The meeting on June 6 saw council pass the mill rate factors for 2022. The city says most ratepayers should see an overall decrease in their tax bill.

There will be an increase in the education portion of property tax, a measure that comes down from the provincial government without municipal input.

But the city says the health levy will be lower than last year, now that the city’s commitment to the new nursing home committee has been fulfilled.

Two weeks earlier, the city received its audited financial statements, as of Dec. 31, 2021. It could be summed up as more of the same from recent years, as the long-term debt and the net debt are both lower than they were at the end of 2020.
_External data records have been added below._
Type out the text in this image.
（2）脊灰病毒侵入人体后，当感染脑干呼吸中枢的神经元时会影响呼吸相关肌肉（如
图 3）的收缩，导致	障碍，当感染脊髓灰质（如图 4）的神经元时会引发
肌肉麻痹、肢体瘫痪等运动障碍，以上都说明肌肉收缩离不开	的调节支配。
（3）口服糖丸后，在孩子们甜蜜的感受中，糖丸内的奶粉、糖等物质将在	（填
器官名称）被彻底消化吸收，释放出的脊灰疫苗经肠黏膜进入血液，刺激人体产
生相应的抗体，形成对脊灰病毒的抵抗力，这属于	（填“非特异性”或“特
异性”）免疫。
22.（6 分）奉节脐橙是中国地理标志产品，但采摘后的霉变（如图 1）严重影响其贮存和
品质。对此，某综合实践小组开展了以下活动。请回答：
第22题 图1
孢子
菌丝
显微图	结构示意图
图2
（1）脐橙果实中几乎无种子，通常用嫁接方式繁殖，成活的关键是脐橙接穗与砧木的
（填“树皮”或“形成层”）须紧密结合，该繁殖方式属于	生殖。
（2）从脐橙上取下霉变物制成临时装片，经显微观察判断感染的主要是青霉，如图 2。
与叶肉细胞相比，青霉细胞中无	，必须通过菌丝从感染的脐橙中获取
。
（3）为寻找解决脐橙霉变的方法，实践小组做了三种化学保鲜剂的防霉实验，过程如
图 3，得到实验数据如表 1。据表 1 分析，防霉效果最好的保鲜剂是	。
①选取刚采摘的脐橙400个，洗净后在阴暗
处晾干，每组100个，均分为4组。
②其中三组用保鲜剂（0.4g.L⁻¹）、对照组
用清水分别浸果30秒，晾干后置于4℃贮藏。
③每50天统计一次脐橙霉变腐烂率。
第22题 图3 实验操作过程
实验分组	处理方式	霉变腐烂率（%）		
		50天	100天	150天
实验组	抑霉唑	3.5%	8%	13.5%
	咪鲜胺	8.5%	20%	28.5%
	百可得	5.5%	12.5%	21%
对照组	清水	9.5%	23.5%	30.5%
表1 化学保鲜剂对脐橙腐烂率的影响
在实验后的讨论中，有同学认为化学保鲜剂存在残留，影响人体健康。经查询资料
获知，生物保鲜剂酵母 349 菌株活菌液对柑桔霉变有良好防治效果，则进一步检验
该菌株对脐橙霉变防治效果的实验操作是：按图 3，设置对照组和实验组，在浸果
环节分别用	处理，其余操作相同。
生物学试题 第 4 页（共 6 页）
While the city’s focus is actually going to be on net debt – the excess of liabilities over expenses – most people, when you talk to them about debt, want to know how much money the city actually owes. It’s also worth noting that long-term debt accounts for most of the city’s liabilities.

The net debt was at $16.77 million at the end of last year, down from $18.34 million at the end of 2020, while the long-term debt stood at $17.23 million compared with nearly $21.11 million at the end of the previous year.

Obviously, there is still a lot of work to go when it comes to the city’s debt load. They’ve been working away at it for nearly a decade, typically reducing the debt levels by approximately $2 million a year.

The city is still a few years away from finding itself in a situation in which it has no long-term debt, but it’s inching its way closer.

In a time of economic uncertainty in our community over the next few years, it’s imperative for the city to have as little debt as possible and to keep property taxes as low as possible.

Ever since 2017, when the city was forced to hike property taxes after Estevan and other municipalities got a significant funding reduction from the provincial government, the municipal portion of property tax has been relatively stable. There was a minimal increase in 2018, and no increases for 2019, 2020 or 2022.

Last year was a bit of an anomaly – the city had to make adjustments to its mill rate factors after the provincial reassessment. If they didn’t, they would have had a $5 million hole in their budget. Some people saw increases while others saw decreases.

As the city tries to attract new investment and new businesses to the community, it’s important for Estevan to be as competitive as possible on all fronts.

It’s not easy for a municipality to run with zero property tax increases year after year. Taxes account for the majority of a municipalities revenues. Typically, it’s not even close. In the case of the city, fees and charges are a distant second to taxes and other unconditional revenue. 

If the city continues to forego property tax increases, eventually it will have to make some tough decisions on which services it is going to offer, which ones will have to be curtailed and which capital projects will be completed.

So far, the city has been able to keep on top of capital needs and road repairs. You don’t hear the same level of complaints as you did 15 years ago about the state of our streets and avenues. And this year the city is embarking on a new residential road resurfacing program that will hopefully continue for years to come.

It’s definitely going to be a challenge operating without a property tax increase this year, with the cost of virtually everything soaring. Local ratepayers will be happy the municipal portion of property tax didn’t increase.

If the cost of doing business continues to soar, then the city won’t have any choice but to increase taxes in the coming years.